The central point of the project is TransformersGeneric class. This class plays the role of an abstraction and encapsulates models definition, training and evaluation. The main purpose of this class is to hide the complexity, associated with the training process, and provide only a high-level API for classification.

The constructor of the class can take a few parameters, however, the first three are the crucial ones:

num_classes - number of classes, 2 in this example. transformers_model - instance of PreTrainedModel class. BertForSequenceClassification is used if none is provided. model_name - name of the model which pre-trained parameters will be used. Full list can be found here. By default, 'bert-base-cased' is used if the parameter is not indicated.

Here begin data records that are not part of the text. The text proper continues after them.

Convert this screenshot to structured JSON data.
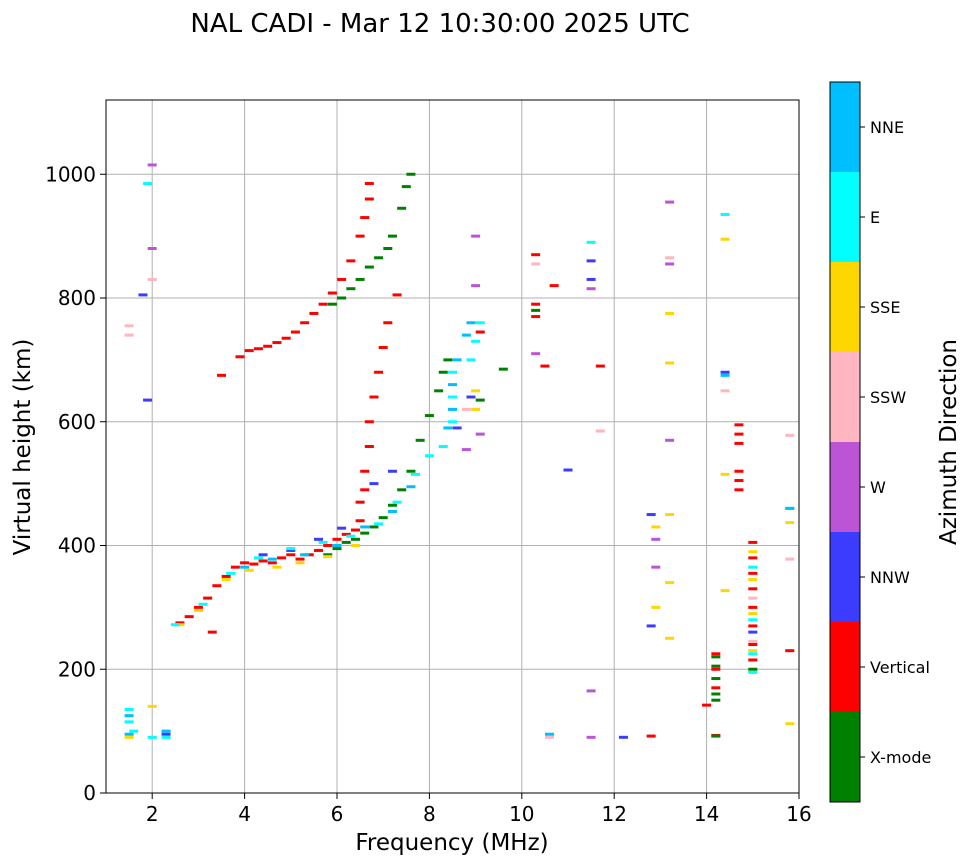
{
  "chart_data": {
    "type": "scatter",
    "title": "NAL CADI - Mar 12 10:30:00 2025 UTC",
    "xlabel": "Frequency (MHz)",
    "ylabel": "Virtual height (km)",
    "xlim": [
      1,
      16
    ],
    "ylim": [
      0,
      1120
    ],
    "xticks": [
      2,
      4,
      6,
      8,
      10,
      12,
      14,
      16
    ],
    "yticks": [
      0,
      200,
      400,
      600,
      800,
      1000
    ],
    "grid": true,
    "colorbar": {
      "label": "Azimuth Direction",
      "categories": [
        {
          "name": "X-mode",
          "color": "#008000"
        },
        {
          "name": "Vertical",
          "color": "#ff0000"
        },
        {
          "name": "NNW",
          "color": "#3c3cff"
        },
        {
          "name": "W",
          "color": "#bb55d6"
        },
        {
          "name": "SSW",
          "color": "#ffb6c1"
        },
        {
          "name": "SSE",
          "color": "#ffd700"
        },
        {
          "name": "E",
          "color": "#00ffff"
        },
        {
          "name": "NNE",
          "color": "#00bfff"
        }
      ]
    },
    "series": [
      {
        "name": "Vertical",
        "color": "#ff0000",
        "points": [
          [
            2.6,
            275
          ],
          [
            2.8,
            285
          ],
          [
            3.0,
            300
          ],
          [
            3.2,
            315
          ],
          [
            3.4,
            335
          ],
          [
            3.6,
            350
          ],
          [
            3.8,
            365
          ],
          [
            4.0,
            372
          ],
          [
            4.2,
            370
          ],
          [
            4.4,
            375
          ],
          [
            4.6,
            372
          ],
          [
            4.8,
            380
          ],
          [
            5.0,
            385
          ],
          [
            5.2,
            378
          ],
          [
            5.4,
            385
          ],
          [
            5.6,
            392
          ],
          [
            5.8,
            400
          ],
          [
            6.0,
            410
          ],
          [
            6.2,
            418
          ],
          [
            6.4,
            425
          ],
          [
            6.5,
            440
          ],
          [
            6.5,
            470
          ],
          [
            6.6,
            490
          ],
          [
            6.6,
            520
          ],
          [
            6.7,
            560
          ],
          [
            6.7,
            600
          ],
          [
            6.8,
            640
          ],
          [
            6.9,
            680
          ],
          [
            7.0,
            720
          ],
          [
            7.1,
            760
          ],
          [
            3.3,
            260
          ],
          [
            3.5,
            675
          ],
          [
            3.9,
            705
          ],
          [
            4.1,
            715
          ],
          [
            4.3,
            718
          ],
          [
            4.5,
            722
          ],
          [
            4.7,
            728
          ],
          [
            4.9,
            735
          ],
          [
            5.1,
            745
          ],
          [
            5.3,
            760
          ],
          [
            5.5,
            775
          ],
          [
            5.7,
            790
          ],
          [
            5.9,
            808
          ],
          [
            6.1,
            830
          ],
          [
            6.3,
            860
          ],
          [
            6.5,
            900
          ],
          [
            6.6,
            930
          ],
          [
            6.7,
            960
          ],
          [
            6.7,
            985
          ],
          [
            7.3,
            805
          ],
          [
            9.1,
            745
          ],
          [
            10.3,
            870
          ],
          [
            10.3,
            790
          ],
          [
            10.3,
            770
          ],
          [
            10.5,
            690
          ],
          [
            10.7,
            820
          ],
          [
            11.7,
            690
          ],
          [
            12.8,
            92
          ],
          [
            14.0,
            142
          ],
          [
            14.2,
            93
          ],
          [
            14.2,
            225
          ],
          [
            14.2,
            200
          ],
          [
            14.2,
            170
          ],
          [
            15.0,
            405
          ],
          [
            15.0,
            380
          ],
          [
            15.0,
            355
          ],
          [
            15.0,
            330
          ],
          [
            15.0,
            300
          ],
          [
            15.0,
            270
          ],
          [
            15.0,
            240
          ],
          [
            15.0,
            215
          ],
          [
            14.7,
            595
          ],
          [
            14.7,
            580
          ],
          [
            14.7,
            565
          ],
          [
            14.7,
            520
          ],
          [
            14.7,
            505
          ],
          [
            14.7,
            490
          ],
          [
            15.8,
            230
          ]
        ]
      },
      {
        "name": "X-mode",
        "color": "#008000",
        "points": [
          [
            5.8,
            385
          ],
          [
            6.0,
            395
          ],
          [
            6.2,
            405
          ],
          [
            6.4,
            410
          ],
          [
            6.6,
            420
          ],
          [
            6.8,
            430
          ],
          [
            7.0,
            445
          ],
          [
            7.2,
            465
          ],
          [
            7.4,
            490
          ],
          [
            7.6,
            520
          ],
          [
            7.8,
            570
          ],
          [
            8.0,
            610
          ],
          [
            8.2,
            650
          ],
          [
            8.3,
            680
          ],
          [
            8.4,
            700
          ],
          [
            9.1,
            635
          ],
          [
            5.9,
            790
          ],
          [
            6.1,
            800
          ],
          [
            6.3,
            815
          ],
          [
            6.5,
            830
          ],
          [
            6.7,
            850
          ],
          [
            6.9,
            865
          ],
          [
            7.1,
            880
          ],
          [
            7.2,
            900
          ],
          [
            7.4,
            945
          ],
          [
            7.5,
            980
          ],
          [
            7.6,
            1000
          ],
          [
            9.6,
            685
          ],
          [
            10.3,
            780
          ],
          [
            14.2,
            220
          ],
          [
            14.2,
            205
          ],
          [
            14.2,
            185
          ],
          [
            14.2,
            160
          ],
          [
            14.2,
            150
          ],
          [
            14.2,
            92
          ],
          [
            15.0,
            200
          ]
        ]
      },
      {
        "name": "NNW",
        "color": "#3c3cff",
        "points": [
          [
            4.4,
            385
          ],
          [
            5.0,
            392
          ],
          [
            5.6,
            410
          ],
          [
            6.1,
            428
          ],
          [
            6.8,
            500
          ],
          [
            7.2,
            520
          ],
          [
            1.8,
            805
          ],
          [
            1.9,
            635
          ],
          [
            8.9,
            640
          ],
          [
            8.6,
            590
          ],
          [
            11.0,
            522
          ],
          [
            11.5,
            860
          ],
          [
            11.5,
            830
          ],
          [
            12.8,
            450
          ],
          [
            12.8,
            270
          ],
          [
            14.4,
            680
          ],
          [
            15.0,
            260
          ],
          [
            12.2,
            90
          ],
          [
            2.3,
            95
          ]
        ]
      },
      {
        "name": "W",
        "color": "#bb55d6",
        "points": [
          [
            2.0,
            1015
          ],
          [
            2.0,
            880
          ],
          [
            9.0,
            900
          ],
          [
            9.0,
            820
          ],
          [
            8.8,
            555
          ],
          [
            9.1,
            580
          ],
          [
            10.3,
            710
          ],
          [
            11.5,
            815
          ],
          [
            11.5,
            165
          ],
          [
            11.5,
            90
          ],
          [
            12.9,
            410
          ],
          [
            12.9,
            365
          ],
          [
            13.2,
            955
          ],
          [
            13.2,
            855
          ],
          [
            13.2,
            570
          ]
        ]
      },
      {
        "name": "SSW",
        "color": "#ffb6c1",
        "points": [
          [
            1.5,
            755
          ],
          [
            1.5,
            740
          ],
          [
            2.0,
            830
          ],
          [
            8.8,
            620
          ],
          [
            10.3,
            855
          ],
          [
            11.7,
            585
          ],
          [
            10.6,
            90
          ],
          [
            13.2,
            865
          ],
          [
            14.4,
            650
          ],
          [
            15.0,
            315
          ],
          [
            15.0,
            245
          ],
          [
            15.8,
            578
          ],
          [
            15.8,
            378
          ]
        ]
      },
      {
        "name": "SSE",
        "color": "#ffd700",
        "points": [
          [
            2.6,
            272
          ],
          [
            3.0,
            295
          ],
          [
            3.6,
            345
          ],
          [
            4.1,
            360
          ],
          [
            4.7,
            365
          ],
          [
            5.2,
            372
          ],
          [
            5.8,
            382
          ],
          [
            6.4,
            400
          ],
          [
            9.0,
            620
          ],
          [
            9.0,
            650
          ],
          [
            12.9,
            430
          ],
          [
            12.9,
            300
          ],
          [
            13.2,
            775
          ],
          [
            13.2,
            695
          ],
          [
            13.2,
            450
          ],
          [
            13.2,
            340
          ],
          [
            13.2,
            250
          ],
          [
            14.4,
            895
          ],
          [
            14.4,
            515
          ],
          [
            14.4,
            327
          ],
          [
            15.0,
            390
          ],
          [
            15.0,
            345
          ],
          [
            15.0,
            290
          ],
          [
            15.0,
            230
          ],
          [
            15.8,
            437
          ],
          [
            15.8,
            112
          ],
          [
            1.5,
            90
          ],
          [
            2.0,
            140
          ]
        ]
      },
      {
        "name": "E",
        "color": "#00ffff",
        "points": [
          [
            2.5,
            272
          ],
          [
            3.1,
            305
          ],
          [
            3.7,
            355
          ],
          [
            4.3,
            380
          ],
          [
            5.0,
            395
          ],
          [
            5.7,
            405
          ],
          [
            6.3,
            415
          ],
          [
            6.9,
            435
          ],
          [
            7.3,
            470
          ],
          [
            7.7,
            515
          ],
          [
            8.0,
            545
          ],
          [
            8.3,
            560
          ],
          [
            8.5,
            600
          ],
          [
            8.5,
            640
          ],
          [
            8.5,
            680
          ],
          [
            8.9,
            700
          ],
          [
            9.0,
            730
          ],
          [
            9.1,
            760
          ],
          [
            1.5,
            135
          ],
          [
            1.5,
            115
          ],
          [
            1.6,
            100
          ],
          [
            1.9,
            985
          ],
          [
            2.0,
            90
          ],
          [
            2.3,
            90
          ],
          [
            11.5,
            890
          ],
          [
            14.4,
            935
          ],
          [
            15.0,
            365
          ],
          [
            15.0,
            280
          ],
          [
            15.0,
            225
          ],
          [
            15.0,
            195
          ],
          [
            15.8,
            460
          ]
        ]
      },
      {
        "name": "NNE",
        "color": "#00bfff",
        "points": [
          [
            4.0,
            365
          ],
          [
            4.6,
            378
          ],
          [
            5.3,
            385
          ],
          [
            6.0,
            400
          ],
          [
            6.6,
            430
          ],
          [
            7.2,
            455
          ],
          [
            7.6,
            495
          ],
          [
            8.4,
            590
          ],
          [
            8.5,
            620
          ],
          [
            8.5,
            660
          ],
          [
            8.6,
            700
          ],
          [
            8.8,
            740
          ],
          [
            8.9,
            760
          ],
          [
            1.5,
            125
          ],
          [
            1.5,
            95
          ],
          [
            2.3,
            100
          ],
          [
            10.6,
            95
          ],
          [
            14.4,
            675
          ],
          [
            15.8,
            460
          ]
        ]
      }
    ]
  }
}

For an example of its usage, refer to notebooks/yelp_reviews_sentiment_analysis.ipynb.

Results

We have experimented with ALBERT Base, DistilRoBERTa Base, RoBERTa Base, BERT Base Cased and DistilBERT Base Cased models for comparison. The following image shows training and validation losses, as well as accuracy and F1 score measured on the validation set.

Metrics

Interestingly, judging by the training and validation losses, distilled RoBERTa and BERT models learn the data more closely than their non-distilled counterparts. However, this does not result in their better performance on the validation set. On the other hand, both RoBERTa-based models outperform BERT and ALBERT. Thus, even though the RoBERTa pretraining approach differs seemingly marginally, it still yields a more robust and better-performing model both in terms of validation accuracy and F1 score in these particular settings.

To check how well the models generalize to the unseen data, we evaluate them on a hold-out test set. The following image presents the final accuracy (X-axis) and F1 score (Y-axis).

Test Accuracy vs F1

The leaders do not change here and RoBERTa-based models score better against BERT and ALBERT with regard to both metrics. Compared to the validation accuracy, the testing one stays roughly the same slightly above 0.92. At the same time, the F1 score dropped by approx. 0.03 (RoBERTa) and 0.02 (DistilRoBERTa), resulting in 0.896 and 0.899 correspondingly. A similar decrease in F1 is observed for the remaining three models.

Interactive dashboard with these results and runs details is available on the Weights & Biases project page.